The only way to empower people is to treat them like everyone else.  The only way to empower women is to treat them like men -- as responsible adults endowed with equal opportunities and the full capacity to live with the consequences of the decisions they make.

I've used this analogy before: gender relations in the 21st Century resemble my local golf course where the women's tee box is a lot closer to the hole than the men's.  I stumbled across a report of a study that led me to conclude that the women's tee isn't just a metaphor, it actually highlights the very truths I'm trying to get across.  "On average, women's tee boxes are about 50 yards closer to the hole than men's. The greater the distance between tee boxes, the study finds, the fewer women will there be in management and marketing in that geographic locale and the less money will those women make."

Why is this?  For one, the physical separation doesn't allow women to network. But just as important: "Greater distances . . . 'may portray a negative belief about the golfing abilities of women -- and perhaps by extension negative beliefs about other abilities.

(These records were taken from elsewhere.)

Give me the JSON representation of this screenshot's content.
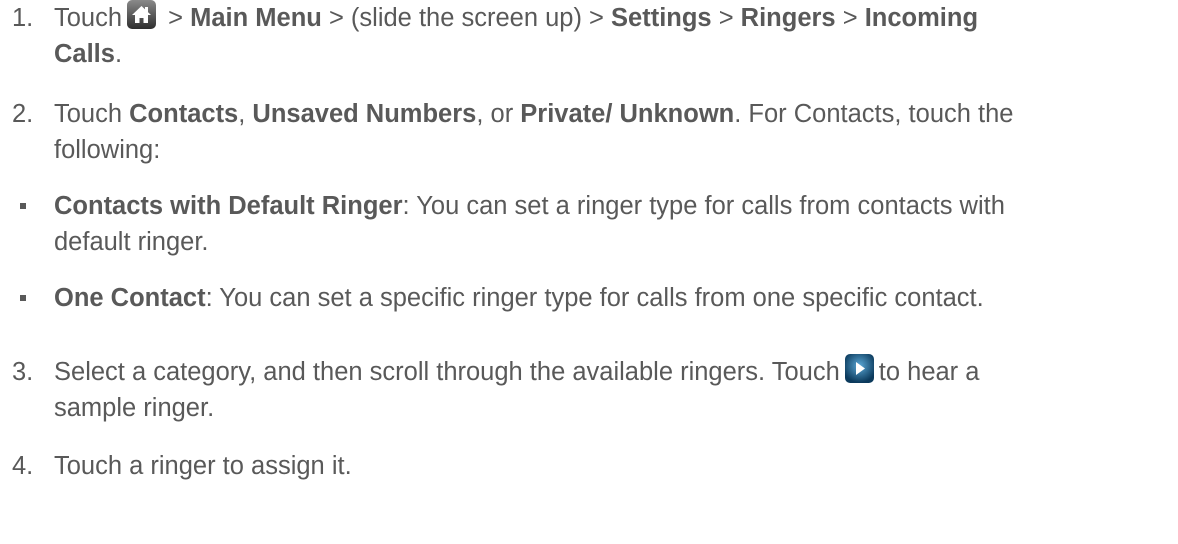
{
  "steps": [
    {
      "num": "1.",
      "parts": {
        "touch": "Touch",
        "sep1": " > ",
        "main_menu": "Main Menu",
        "sep2": " > (slide the screen up) > ",
        "settings": "Settings",
        "sep3": " > ",
        "ringers": "Ringers",
        "sep4": " > ",
        "incoming": "Incoming",
        "calls": "Calls",
        "end": "."
      },
      "icon": "home-icon"
    },
    {
      "num": "2.",
      "parts": {
        "touch": "Touch ",
        "contacts": "Contacts",
        "comma1": ", ",
        "unsaved": "Unsaved Numbers",
        "comma2": ", or ",
        "private": "Private/ Unknown",
        "rest1": ". For Contacts, touch the",
        "rest2": "following:"
      }
    },
    {
      "num": "3.",
      "parts": {
        "text1": "Select a category, and then scroll through the available ringers. Touch",
        "text2": "to hear a",
        "text3": "sample ringer."
      },
      "icon": "play-icon"
    },
    {
      "num": "4.",
      "parts": {
        "text1": "Touch a ringer to assign it."
      }
    }
  ],
  "bullets": [
    {
      "bold": "Contacts with Default Ringer",
      "text1": ": You can set a ringer type for calls from contacts with",
      "text2": "default ringer."
    },
    {
      "bold": "One Contact",
      "text1": ": You can set a specific ringer type for calls from one specific contact."
    }
  ]
}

Significant differences in tee placements between men and women may reinforce biases against women, not just in physical terms but also intellectual terms.'"

In short, the bigger the "victim" sign a woman wears around her neck, the more special advantages heaped upon her just because she's a woman, the less chance that she will be accepted as an equal.  The less chance she will . . . assimilate. 

That melting pot doesn't sound like such a bad idea, does it?

If women want true equality and not just the pretense of it, they need to line up with the guys at the men's tee, join in the sometimes raunchy language without being "offended" or filing a discrimination suit, and take their best swings. On average, they probably won't hit it as far as the guys, but you know what? They'll be "one of the boys." And they might just end up running the company someday without people resenting them.

That's if they want real equality and not just the pretense of it. Lots of women want the former; most women's groups are content with the latter.